The USB spec calls for a bulk capacitor of no less than 120uF on each downstream port. I have a total of 7 ports on my USB Hub, 6 of them are connectors where you can attach USB devices, however there is one internal device: FTDI's FT232R VCOM IC. This device is always attached and I'm wondering if I still need the bulk capacitance.

Based on what I've read of USB design guidelines the bulk capacitance is there for when you attach a device you don't cause too much droop on other ports.

Any advice?

Schematic:

Distribution Switch:

Power Switch for VBUS

VBUS:

VBUS5 Circuit to power FT232RL and RS232 Transceiver.

FT232RL and RS232 Transceiver:

FT232RL Circuit

Best Answer

If it's a guideline or recommendation, then read the datasheet and figure out what the reasoning is behind the guideline.

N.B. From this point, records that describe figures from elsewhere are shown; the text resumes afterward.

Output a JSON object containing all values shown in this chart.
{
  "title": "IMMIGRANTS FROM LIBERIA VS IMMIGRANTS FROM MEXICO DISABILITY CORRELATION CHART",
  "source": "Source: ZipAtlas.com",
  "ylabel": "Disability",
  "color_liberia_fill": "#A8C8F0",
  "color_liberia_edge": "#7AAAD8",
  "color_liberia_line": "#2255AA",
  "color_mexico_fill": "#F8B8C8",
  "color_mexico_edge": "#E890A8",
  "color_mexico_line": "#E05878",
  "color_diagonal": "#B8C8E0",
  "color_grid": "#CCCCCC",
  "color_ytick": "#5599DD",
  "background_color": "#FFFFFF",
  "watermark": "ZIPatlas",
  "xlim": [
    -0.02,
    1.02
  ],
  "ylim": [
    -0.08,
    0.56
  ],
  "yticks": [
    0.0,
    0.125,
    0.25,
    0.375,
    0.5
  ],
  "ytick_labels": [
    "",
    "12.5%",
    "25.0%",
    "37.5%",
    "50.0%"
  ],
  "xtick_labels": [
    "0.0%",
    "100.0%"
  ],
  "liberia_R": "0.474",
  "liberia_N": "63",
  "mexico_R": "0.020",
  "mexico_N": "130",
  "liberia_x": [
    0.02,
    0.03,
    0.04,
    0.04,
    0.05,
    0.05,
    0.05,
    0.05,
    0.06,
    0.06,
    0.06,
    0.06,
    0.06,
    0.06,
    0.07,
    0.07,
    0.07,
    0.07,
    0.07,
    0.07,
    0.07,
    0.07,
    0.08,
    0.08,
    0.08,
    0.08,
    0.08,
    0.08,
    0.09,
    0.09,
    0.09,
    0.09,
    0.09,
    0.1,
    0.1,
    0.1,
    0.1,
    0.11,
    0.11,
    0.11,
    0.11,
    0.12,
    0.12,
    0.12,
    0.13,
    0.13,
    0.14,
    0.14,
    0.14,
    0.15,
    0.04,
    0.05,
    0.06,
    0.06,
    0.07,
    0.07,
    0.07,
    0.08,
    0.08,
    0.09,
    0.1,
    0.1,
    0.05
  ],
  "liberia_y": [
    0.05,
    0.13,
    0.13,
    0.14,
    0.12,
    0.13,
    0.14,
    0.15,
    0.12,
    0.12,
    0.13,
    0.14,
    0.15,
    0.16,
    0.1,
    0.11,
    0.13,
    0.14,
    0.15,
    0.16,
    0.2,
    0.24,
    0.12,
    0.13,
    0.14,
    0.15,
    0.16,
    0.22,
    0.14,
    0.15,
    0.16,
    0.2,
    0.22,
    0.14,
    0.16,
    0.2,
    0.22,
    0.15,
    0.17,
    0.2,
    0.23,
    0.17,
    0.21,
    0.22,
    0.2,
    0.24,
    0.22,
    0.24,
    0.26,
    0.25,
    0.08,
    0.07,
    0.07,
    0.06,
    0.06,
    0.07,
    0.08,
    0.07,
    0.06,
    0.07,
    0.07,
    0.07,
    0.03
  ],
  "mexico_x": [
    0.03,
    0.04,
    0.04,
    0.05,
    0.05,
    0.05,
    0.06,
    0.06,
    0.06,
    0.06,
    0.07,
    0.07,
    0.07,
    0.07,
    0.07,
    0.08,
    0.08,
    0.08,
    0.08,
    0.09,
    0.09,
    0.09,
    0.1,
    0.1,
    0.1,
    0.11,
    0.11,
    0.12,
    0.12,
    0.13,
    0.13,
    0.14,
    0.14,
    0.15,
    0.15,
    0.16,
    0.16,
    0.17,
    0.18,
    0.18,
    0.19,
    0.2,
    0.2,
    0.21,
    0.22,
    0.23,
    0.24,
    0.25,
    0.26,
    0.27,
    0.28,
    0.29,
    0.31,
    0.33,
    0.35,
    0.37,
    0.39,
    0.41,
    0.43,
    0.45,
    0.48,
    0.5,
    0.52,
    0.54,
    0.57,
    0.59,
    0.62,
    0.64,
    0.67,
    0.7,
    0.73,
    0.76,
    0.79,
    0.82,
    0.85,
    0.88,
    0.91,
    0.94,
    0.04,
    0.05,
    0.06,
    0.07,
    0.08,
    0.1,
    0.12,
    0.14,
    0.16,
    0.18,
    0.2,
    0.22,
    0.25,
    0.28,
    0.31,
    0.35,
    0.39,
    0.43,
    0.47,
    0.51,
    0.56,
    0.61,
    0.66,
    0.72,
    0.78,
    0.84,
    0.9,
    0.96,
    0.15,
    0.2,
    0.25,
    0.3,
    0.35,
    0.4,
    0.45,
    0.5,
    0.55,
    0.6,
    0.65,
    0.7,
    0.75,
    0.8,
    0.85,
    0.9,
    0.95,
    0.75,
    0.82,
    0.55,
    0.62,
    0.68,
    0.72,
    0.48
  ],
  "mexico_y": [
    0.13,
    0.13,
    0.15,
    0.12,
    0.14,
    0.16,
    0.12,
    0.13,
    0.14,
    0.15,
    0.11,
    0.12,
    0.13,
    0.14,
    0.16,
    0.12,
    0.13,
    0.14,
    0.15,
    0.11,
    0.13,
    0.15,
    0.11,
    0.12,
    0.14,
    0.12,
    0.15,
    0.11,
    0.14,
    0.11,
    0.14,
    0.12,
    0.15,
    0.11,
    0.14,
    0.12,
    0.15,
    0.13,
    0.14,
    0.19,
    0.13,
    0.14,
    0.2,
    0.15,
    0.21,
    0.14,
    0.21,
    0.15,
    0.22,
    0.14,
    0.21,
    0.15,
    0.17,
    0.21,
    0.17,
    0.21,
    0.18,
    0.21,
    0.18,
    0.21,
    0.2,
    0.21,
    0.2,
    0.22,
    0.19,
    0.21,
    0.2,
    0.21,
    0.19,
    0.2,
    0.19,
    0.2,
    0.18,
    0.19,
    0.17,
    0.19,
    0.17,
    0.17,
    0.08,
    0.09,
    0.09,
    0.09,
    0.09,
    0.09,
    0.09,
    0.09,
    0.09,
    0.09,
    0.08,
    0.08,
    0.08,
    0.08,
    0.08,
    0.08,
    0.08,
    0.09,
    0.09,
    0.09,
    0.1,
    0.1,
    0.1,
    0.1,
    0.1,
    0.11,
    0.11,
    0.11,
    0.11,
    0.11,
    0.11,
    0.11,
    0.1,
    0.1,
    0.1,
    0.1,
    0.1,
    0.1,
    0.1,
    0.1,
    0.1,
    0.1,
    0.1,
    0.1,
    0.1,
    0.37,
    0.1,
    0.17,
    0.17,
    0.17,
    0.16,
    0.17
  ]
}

It may not even be applicable to your design.

Since the hub is an internal hub and the devices were not going to change (not plugged in or plugged out by the user), then you probably don't need a big capacitor because you won't have voltage spikes from hot swapping, only during power up. I'd go with a standard bypass value like 1uF.

If, however, you were designing for a consumer device and you don't know what the load is going to be (could be a 2A phone, which will be a heavy load) they you could have a problem, you may want to go beyond the 120uf.

My point is they are recommendations not requirements (or strong recommendations), the manufacture recommended them because they probably had customers that forgot to put them in and they complained. Or they experienced dropouts during testing, so they put the recommendations in the sheet. Since your application is different you can ignore that recommendation.